Walz, who described budgets as financial and moral documents, positioned education spending as a sort-of alternative to prison spending and told both audiences that the state needs to decriminalize mental health and addiction issues. He also said marijuana prohibition doesn’t work.
And he said he wouldn’t shy away from controversial issues such as mining and pipeline construction.
“If the science is there, if the environmental impact statements are there, if the permitting process is there, and we have protections in place, then you go forward with these economic activities,” Walz said to scattered applause from the Bemidji crowd. “I think the concern and where we go wrong many times is, is we don’t have these discussions on the front end.”
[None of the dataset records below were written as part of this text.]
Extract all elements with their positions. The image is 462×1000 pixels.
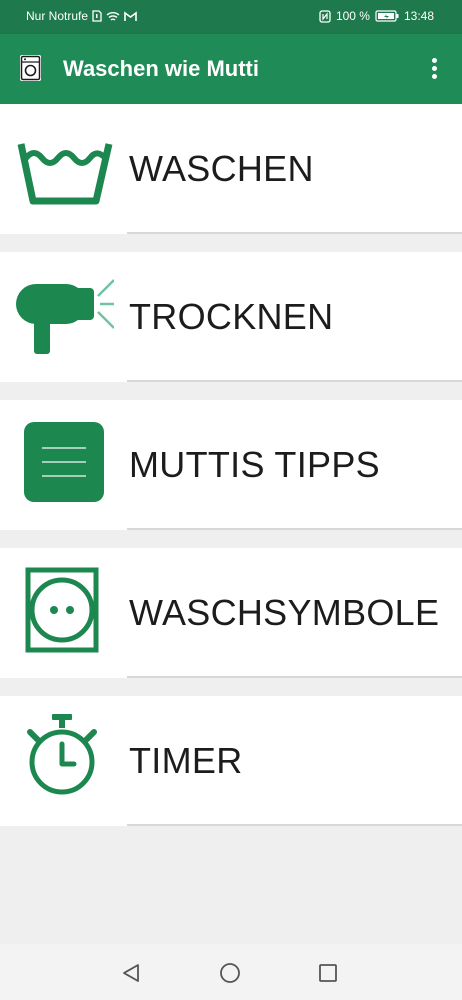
menu-item-label: TIMER bbox=[129, 740, 243, 781]
navigation-bar bbox=[0, 944, 462, 1000]
stopwatch-icon bbox=[14, 696, 114, 826]
divider bbox=[127, 380, 462, 382]
menu-item-label: WASCHSYMBOLE bbox=[129, 592, 440, 633]
menu-item-muttis-tipps[interactable]: MUTTIS TIPPS bbox=[0, 400, 462, 530]
status-left: Nur Notrufe bbox=[26, 9, 137, 23]
dryer-symbol-icon bbox=[14, 548, 114, 678]
menu-item-label: WASCHEN bbox=[129, 148, 314, 189]
menu-item-timer[interactable]: TIMER bbox=[0, 696, 462, 826]
sim-icon bbox=[92, 10, 102, 22]
back-icon[interactable] bbox=[120, 962, 142, 984]
nfc-icon bbox=[319, 9, 331, 23]
battery-icon bbox=[375, 10, 399, 22]
battery-percent: 100 % bbox=[335, 9, 370, 23]
home-icon[interactable] bbox=[219, 962, 241, 984]
divider bbox=[127, 232, 462, 234]
status-bar: Nur Notrufe 100 % 13:48 bbox=[0, 0, 462, 34]
wash-basin-icon bbox=[14, 104, 114, 234]
carrier-text: Nur Notrufe bbox=[26, 9, 89, 23]
recents-icon[interactable] bbox=[318, 963, 338, 983]
menu-item-label: MUTTIS TIPPS bbox=[129, 444, 380, 485]
menu-item-waschsymbole[interactable]: WASCHSYMBOLE bbox=[0, 548, 462, 678]
menu-item-label: TROCKNEN bbox=[129, 296, 334, 337]
menu-item-waschen[interactable]: WASCHEN bbox=[0, 104, 462, 234]
more-vert-icon[interactable] bbox=[424, 54, 444, 84]
clock: 13:48 bbox=[403, 9, 434, 23]
notes-icon bbox=[14, 400, 114, 530]
menu-item-trocknen[interactable]: TROCKNEN bbox=[0, 252, 462, 382]
washing-machine-icon bbox=[20, 55, 41, 81]
divider bbox=[127, 824, 462, 826]
app-bar: Waschen wie Mutti bbox=[0, 34, 462, 104]
hair-dryer-icon bbox=[14, 252, 115, 382]
divider bbox=[127, 528, 462, 530]
divider bbox=[127, 676, 462, 678]
wifi-icon bbox=[106, 11, 120, 21]
gmail-icon bbox=[124, 10, 137, 21]
app-title: Waschen wie Mutti bbox=[63, 56, 259, 81]
status-right: 100 % 13:48 bbox=[319, 9, 434, 23]
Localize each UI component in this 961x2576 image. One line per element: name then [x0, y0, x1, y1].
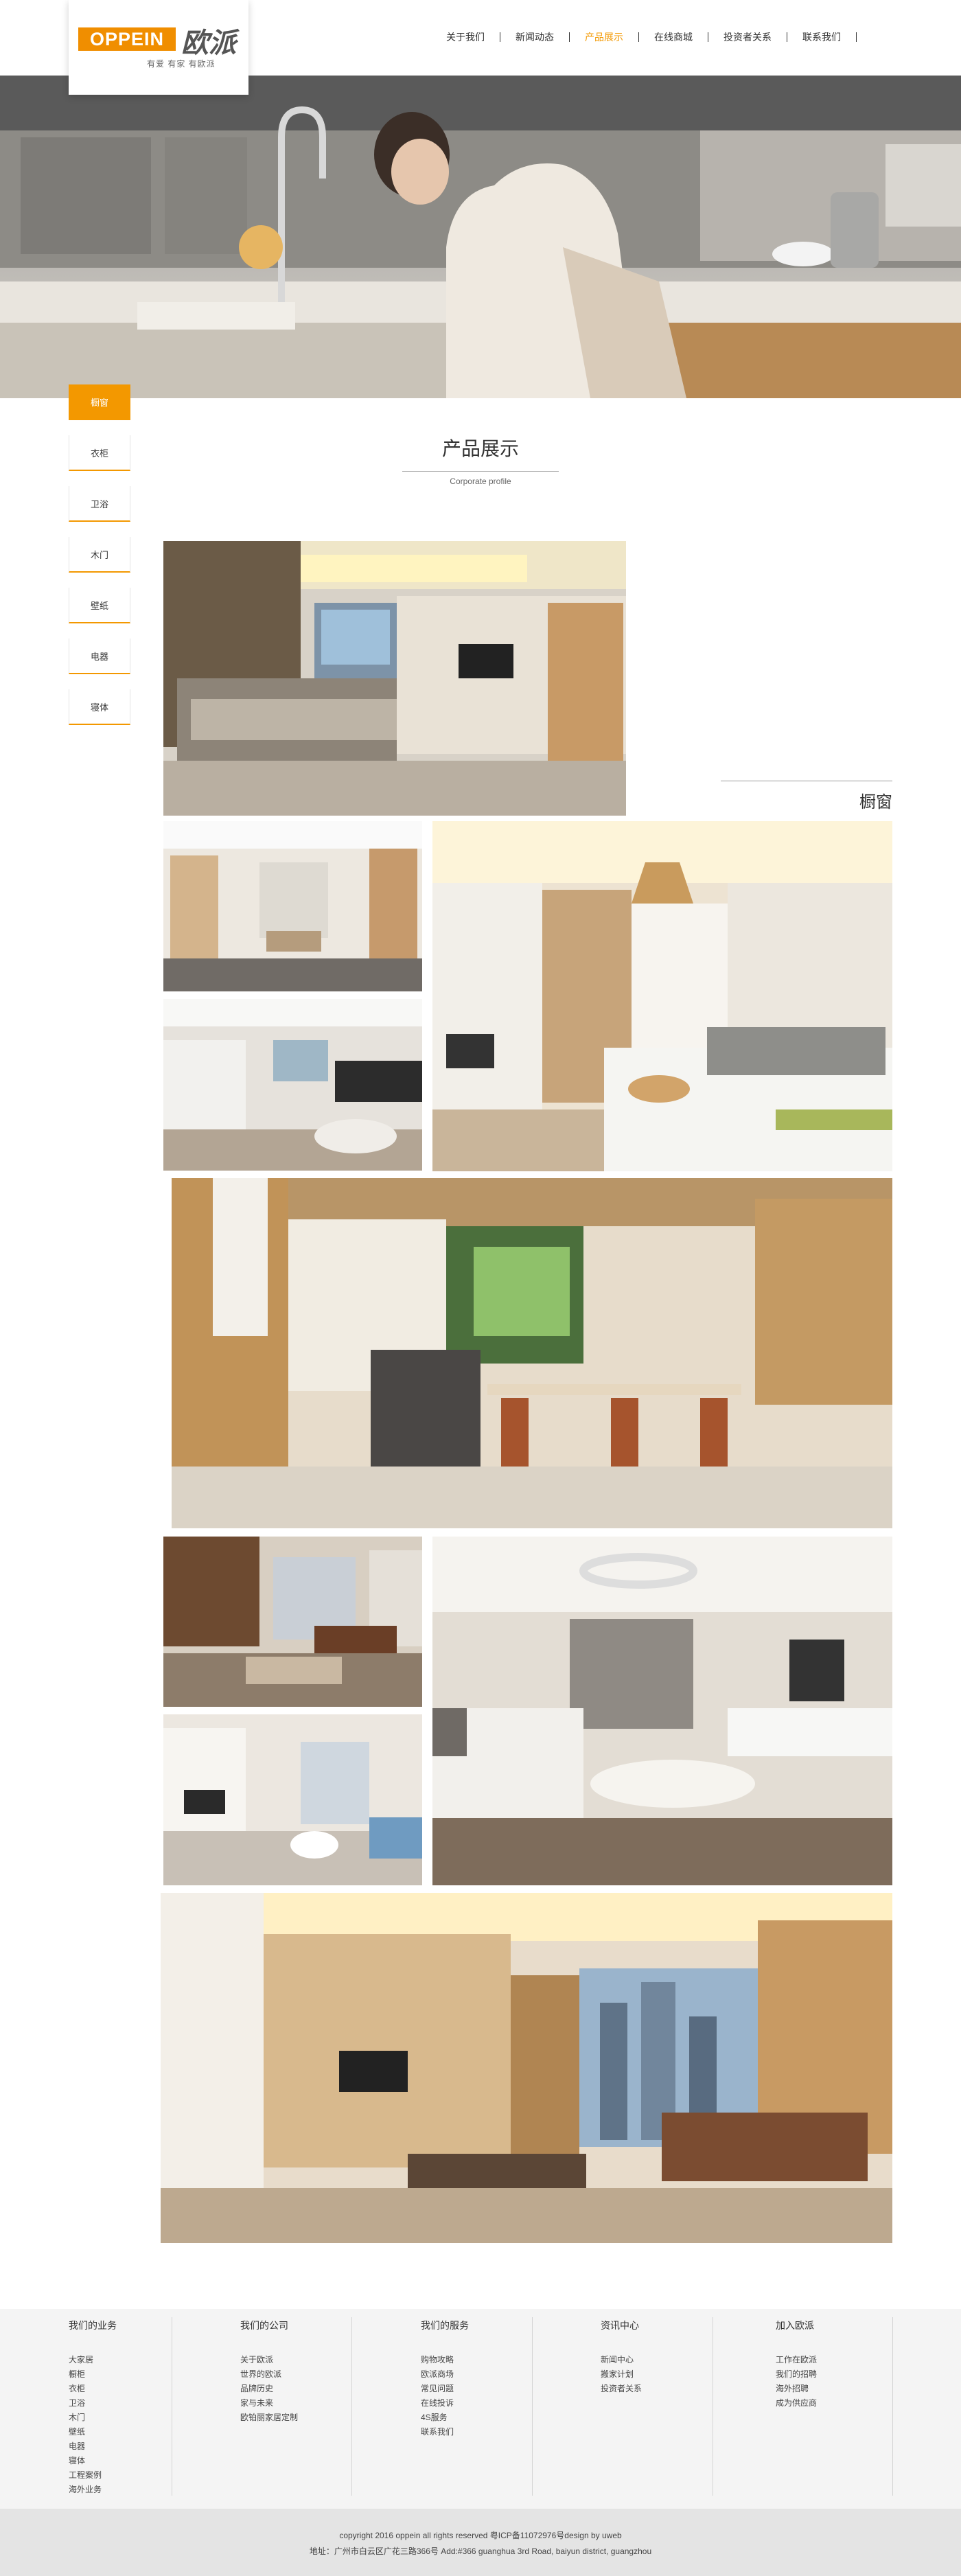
footer-column-title: 我们的服务	[421, 2320, 469, 2331]
footer-column-business: 我们的业务 大家居 橱柜 衣柜 卫浴 木门 壁纸 电器 寝体 工程案例 海外业务	[69, 2319, 117, 2497]
address-text: 地址：广州市白云区广花三路366号 Add:#366 guanghua 3rd …	[309, 2546, 652, 2556]
footer-link[interactable]: 家与未来	[240, 2396, 298, 2411]
footer-divider	[532, 2317, 533, 2496]
footer-link[interactable]: 关于欧派	[240, 2353, 298, 2367]
footer-link[interactable]: 搬家计划	[601, 2367, 642, 2382]
footer-link[interactable]: 欧派商场	[421, 2367, 469, 2382]
footer-link[interactable]: 常见问题	[421, 2382, 469, 2396]
footer-link[interactable]: 电器	[69, 2439, 117, 2454]
footer-column-company: 我们的公司 关于欧派 世界的欧派 品牌历史 家与未来 欧铂丽家居定制	[240, 2319, 298, 2425]
footer-divider	[892, 2317, 893, 2496]
section-title: 产品展示	[441, 438, 519, 459]
product-photo-city-view-living[interactable]	[161, 1893, 892, 2243]
product-photo-classic-living[interactable]	[163, 1537, 422, 1707]
footer-link[interactable]: 大家居	[69, 2353, 117, 2367]
footer-column-title: 我们的公司	[240, 2320, 288, 2331]
footer-column-title: 我们的业务	[69, 2320, 117, 2331]
section-subtitle: Corporate profile	[450, 476, 511, 486]
copyright-text: copyright 2016 oppein all rights reserve…	[339, 2531, 622, 2540]
product-photo-bedroom-tv[interactable]	[163, 541, 626, 816]
category-bedding[interactable]: 寝体	[69, 689, 130, 725]
footer-link[interactable]: 工程案例	[69, 2468, 117, 2483]
logo-chinese: 欧派	[181, 27, 236, 59]
footer-link[interactable]: 海外业务	[69, 2483, 117, 2497]
gallery-caption: 橱窗	[859, 793, 892, 812]
footer-column-title: 资讯中心	[601, 2320, 639, 2331]
footer-link[interactable]: 壁纸	[69, 2425, 117, 2439]
footer-link[interactable]: 品牌历史	[240, 2382, 298, 2396]
category-bathroom[interactable]: 卫浴	[69, 486, 130, 522]
footer-link[interactable]: 欧铂丽家居定制	[240, 2411, 298, 2425]
footer-link[interactable]: 4S服务	[421, 2411, 469, 2425]
kitchen-hero-image	[0, 76, 961, 398]
logo-wordmark: OPPEIN	[78, 27, 176, 51]
footer-column-news: 资讯中心 新闻中心 搬家计划 投资者关系	[601, 2319, 642, 2396]
section-title-divider	[402, 471, 559, 472]
product-photo-shelving[interactable]	[163, 821, 422, 991]
footer-link[interactable]: 衣柜	[69, 2382, 117, 2396]
product-photo-living-sofa[interactable]	[163, 999, 422, 1171]
copyright-bar: copyright 2016 oppein all rights reserve…	[0, 2509, 961, 2576]
footer-link[interactable]: 新闻中心	[601, 2353, 642, 2367]
footer-link[interactable]: 世界的欧派	[240, 2367, 298, 2382]
footer-link[interactable]: 工作在欧派	[776, 2353, 817, 2367]
main-nav: 关于我们 新闻动态 产品展示 在线商城 投资者关系 联系我们	[431, 29, 857, 45]
hero-banner	[0, 76, 961, 398]
footer: 我们的业务 大家居 橱柜 衣柜 卫浴 木门 壁纸 电器 寝体 工程案例 海外业务…	[0, 2309, 961, 2509]
footer-column-title: 加入欧派	[776, 2320, 814, 2331]
footer-link[interactable]: 成为供应商	[776, 2396, 817, 2411]
category-cabinet[interactable]: 橱窗	[69, 384, 130, 420]
footer-link[interactable]: 联系我们	[421, 2425, 469, 2439]
footer-link[interactable]: 在线投诉	[421, 2396, 469, 2411]
footer-column-join: 加入欧派 工作在欧派 我们的招聘 海外招聘 成为供应商	[776, 2319, 817, 2411]
category-wallpaper[interactable]: 壁纸	[69, 588, 130, 623]
footer-column-services: 我们的服务 购物攻略 欧派商场 常见问题 在线投诉 4S服务 联系我们	[421, 2319, 469, 2439]
footer-link[interactable]: 橱柜	[69, 2367, 117, 2382]
product-photo-dining-kitchen[interactable]	[172, 1178, 892, 1528]
nav-investors[interactable]: 投资者关系	[708, 30, 787, 44]
footer-link[interactable]: 购物攻略	[421, 2353, 469, 2367]
site-header: OPPEIN 欧派 有爱 有家 有欧派 关于我们 新闻动态 产品展示 在线商城 …	[0, 0, 961, 95]
logo[interactable]: OPPEIN 欧派 有爱 有家 有欧派	[69, 0, 248, 95]
product-photo-modern-living[interactable]	[432, 1537, 892, 1885]
nav-divider	[856, 32, 857, 42]
footer-link[interactable]: 寝体	[69, 2454, 117, 2468]
nav-news[interactable]: 新闻动态	[500, 30, 569, 44]
logo-tagline: 有爱 有家 有欧派	[147, 59, 216, 69]
footer-link[interactable]: 投资者关系	[601, 2382, 642, 2396]
nav-about[interactable]: 关于我们	[431, 30, 500, 44]
footer-link[interactable]: 卫浴	[69, 2396, 117, 2411]
category-appliances[interactable]: 电器	[69, 639, 130, 674]
footer-link[interactable]: 木门	[69, 2411, 117, 2425]
product-photo-bedroom-pendant[interactable]	[432, 821, 892, 1171]
category-doors[interactable]: 木门	[69, 537, 130, 573]
nav-contact[interactable]: 联系我们	[787, 30, 856, 44]
nav-products[interactable]: 产品展示	[570, 30, 638, 44]
nav-shop[interactable]: 在线商城	[639, 30, 708, 44]
footer-divider	[351, 2317, 352, 2496]
footer-link[interactable]: 我们的招聘	[776, 2367, 817, 2382]
product-photo-bright-living[interactable]	[163, 1714, 422, 1885]
footer-link[interactable]: 海外招聘	[776, 2382, 817, 2396]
In both communities, Walz emphasized the value of local government control to solve broader social and economic issues, and of collecting public input to guide his administration.
“This is the beginning of a long conversation,” he said.
Walz and his staffers’ last stop on Sunday was in Hibbing. Flanagan held question-and-answer sessions of her own on Sunday in St. Cloud and Foley.
Both are set to be sworn in next month in St. Paul, and Walz said they’ll submit a state budget proposal in February.